Eine Wohngemeinschaft der besonderen Art
Für eine Podiumsdiskussion zum Thema Baugruppen hat die Stadt zwei Experten aus Wien engagiert
AALEN (hü) – Gemeinsam bauen, wohnen und leben - das ist das Konzept der Baugruppen: Die Stadt Aalen hat zu diesem, wie es Oberbürgermeister Thilo Rentschler nannte, „hoch spannenden Thema“zwei Experten aus Wien zu einem Vortrag im Rathausfoyer engagiert.
Vor rund 100 Gästen erzählte Rentschler eingangs, dass die Stadt und der Gemeinderat 2014 eine Exkursion nach Tübingen gemacht haben, um die Baugruppen auch in Aalen zu verankern. In Tübingen aber auch in der österreichischen Hauptstadt Wien gebe es mehrere erfolgreiche Projekte mit Vorbildcharakter.
Der Wiener Stadtrat Christoph Chorherr hielt per Videobotschaft ein flammendes Plädoyer für Baugruppen. In Wien hätten sich jeweils 70 bis 100 Menschen zusammen gefunden, um gemeinsam zu bauen, wohnen und zu leben. Neben den voll ausgestatteten Wohnungen gebe es Spielräume und Spielplätze für Kinder, eine Gemeinschaftsküche und andere Gemeinschaftsräume. Baugruppen seien eine „gelebte Utopie“und förderten das Gemeinschaftsgefühl der Menschen, betonte Chorherr. Um dieses Konzept auch in Aalen zu realisieren, seien zwei Faktoren von entscheidender Bedeutung: Grundstücke und genügend Zeit – denn es dauere sechs bis zwölf Monate bis sich eine Baugruppe finde.
Am Anfang: Idee und Ziel
Karl Heinz Slabschi aus Wien berichtete von seinen persönlichen Erfahrungen mit Baugruppen. Zum Standardwohnungsbau gebe es gravierende Unterschiede.
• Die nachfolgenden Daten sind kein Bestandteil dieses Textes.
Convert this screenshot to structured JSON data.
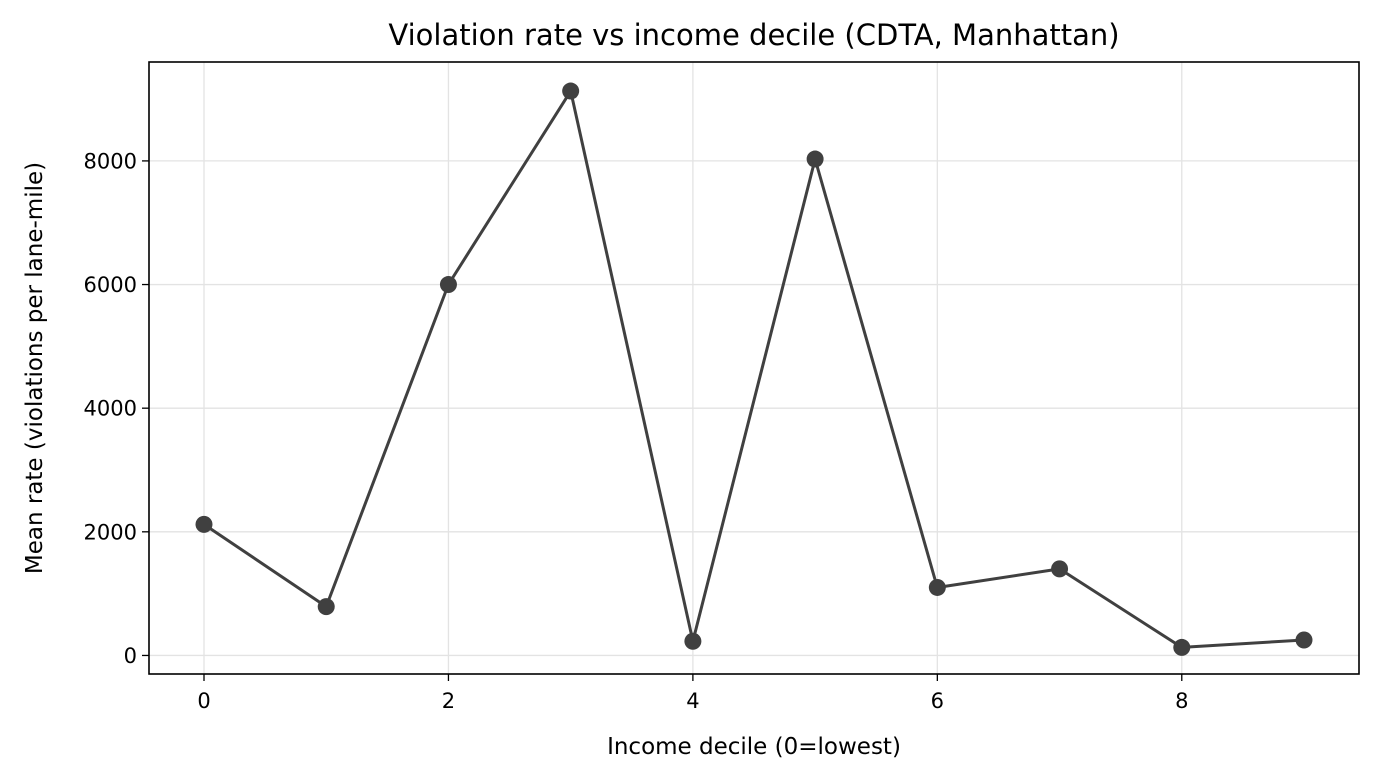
{
  "chart_data": {
    "type": "line",
    "title": "Violation rate vs income decile (CDTA, Manhattan)",
    "xlabel": "Income decile (0=lowest)",
    "ylabel": "Mean rate (violations per lane-mile)",
    "xlim": [
      -0.45,
      9.45
    ],
    "ylim": [
      -300,
      9600
    ],
    "xticks": [
      0,
      2,
      4,
      6,
      8
    ],
    "yticks": [
      0,
      2000,
      4000,
      6000,
      8000
    ],
    "xtick_labels": [
      "0",
      "2",
      "4",
      "6",
      "8"
    ],
    "ytick_labels": [
      "0",
      "2000",
      "4000",
      "6000",
      "8000"
    ],
    "grid": true,
    "series": [
      {
        "x": [
          0,
          1,
          2,
          3,
          4,
          5,
          6,
          7,
          8,
          9
        ],
        "values": [
          2120,
          790,
          6000,
          9130,
          230,
          8030,
          1100,
          1400,
          130,
          250
        ],
        "color": "#404040",
        "marker": "circle"
      }
    ]
  }
}
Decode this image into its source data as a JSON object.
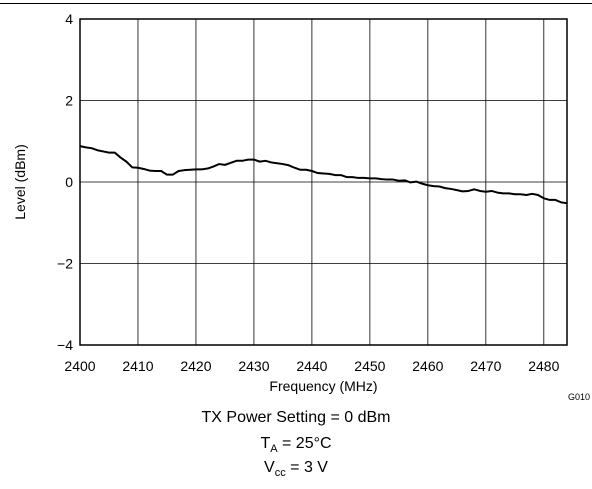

So übernehme die Gruppe selbstorganisiert die Bauherrenrolle, Eigentümer der Gebäude sei ein Verein oder eine Genossenschaft, soziale Anliegen spielten eine große Rolle und es werde oft ökologischer und nachhaltiger gebaut als im herkömmlichen Wohnungsbau. „Das Ganze beginnt mit einer Idee und mit einem gemeinsamen Ziel von Menschen“, betonte Slabschi. Es gehöre eine gewisse Experimentierfreude zu einem solchen Modell.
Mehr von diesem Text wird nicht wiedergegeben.